For too long here in New York, taxpayers have been forced to pay too much for public construction projects, because big labor special interests have traded their political support for special agreements, called project labor agreements (PLA), that earmark all of the labor on public construction projects to construction workers who are union members. These agreements virtually shut out thousands of local construction companies from the opportunity to work on public construction projects that are funded in part, but their own tax dollars, simply because those companies employ workers who have freely chosen to NOT be a member of a union.
As a construction industry employer in Upstate New York, my ability to maintain and grow employment opportunities within my company is contingent on my company having an equal opportunity to perform work on construction projects financed with taxpayer dollars. PLAs strip away that opportunity from my company, because I employ construction workers who choose not to be union members. My company will not consider working under the terms of a PLA because it requires us to ignore our own highly skilled local workforce and instead employ workers from the union hall.
As a small business, our employees are a part of our extended family, and we can see no reason to take away from them an opportunity to work and provide for their families in order to provide opportunities for their union counterparts. If my company were to work under a PLA, we would have to force the few workers that we would be allowed to employ from our own workforce to pay union dues and essentially “join” the union for the duration of the project. Our employees have FREELY decided that union representation is not in their best interest. So working under a PLA is a losing proposition for them, and we as a company value and respect them too much to force that on them.
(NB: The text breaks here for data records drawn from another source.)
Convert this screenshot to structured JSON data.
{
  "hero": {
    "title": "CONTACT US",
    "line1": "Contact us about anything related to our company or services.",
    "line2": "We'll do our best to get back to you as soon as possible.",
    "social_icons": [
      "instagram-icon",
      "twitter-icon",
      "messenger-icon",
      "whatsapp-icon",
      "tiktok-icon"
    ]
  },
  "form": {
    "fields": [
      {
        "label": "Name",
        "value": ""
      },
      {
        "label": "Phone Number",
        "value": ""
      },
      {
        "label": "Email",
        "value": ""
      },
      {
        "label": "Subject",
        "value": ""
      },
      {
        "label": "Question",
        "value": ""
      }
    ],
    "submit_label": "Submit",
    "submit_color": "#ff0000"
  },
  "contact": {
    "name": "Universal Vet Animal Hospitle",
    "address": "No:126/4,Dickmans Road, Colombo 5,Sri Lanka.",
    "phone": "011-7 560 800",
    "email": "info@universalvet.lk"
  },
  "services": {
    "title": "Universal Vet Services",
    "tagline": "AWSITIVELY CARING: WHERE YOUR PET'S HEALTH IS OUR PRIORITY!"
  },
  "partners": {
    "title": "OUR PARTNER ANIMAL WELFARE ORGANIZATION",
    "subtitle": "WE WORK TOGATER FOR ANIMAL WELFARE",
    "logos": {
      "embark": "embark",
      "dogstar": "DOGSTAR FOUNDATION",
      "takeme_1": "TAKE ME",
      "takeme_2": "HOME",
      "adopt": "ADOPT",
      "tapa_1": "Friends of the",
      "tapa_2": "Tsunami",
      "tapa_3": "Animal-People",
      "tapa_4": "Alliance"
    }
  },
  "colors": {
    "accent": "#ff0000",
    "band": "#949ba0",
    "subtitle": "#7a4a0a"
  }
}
So, our only option as a company is to avoid working on PLA projects. Our tax dollars and the tax dollars of our employees, pay for these projects, but simply because we as a company and our individual workers choose to work in an environment where we communicate directly with one another and we value productivity and performance over seniority, we are stripped of the opportunity to work, and our employees lose the opportunity to provide for their families. There are thousands of companies like ours here in New York that feel the same way, and as a result, when PLAs are enforced on public construction projects, competition to perform the work required for that project is severely limited .
And you don’t have to be an economic expert to know that when competition is limited, prices go up. It is an absolute fact, but a fact that big labor has spent years denying. So, let’s take all of the rhetorical arguments off the table, and let’s approach public construction in New York State a little differently, so we can really determine the impact of project labor agreements on the bottom line cost of public construction. Let’s bid projects both with and without a PLA, and let’s let the numbers speak for themselves. If PLAs are as good as their proponents (big labor) say they are and if they truly are about building projects in the most cost effective way, that will be proven when a “bid it both ways” approach is implemented. It will all come down to the numbers, and let’s face it, the numbers are what the taxpayers are ultimately on the hook for.
There is a bill floating around the halls of the State Legislature that would implement this “bid it both ways” approach, and if the Governor is serious about controlling costs, this is one way to insure that New York taxpayers are getting the biggest bang for their tax dollars where public construction is concerned. The Governor and the Legislature should seize this opportunity by expeditiously passing the Public Construction Savings Act (S4121/A.7855). New York State taxpayers deserve a cost effective approach to public construction.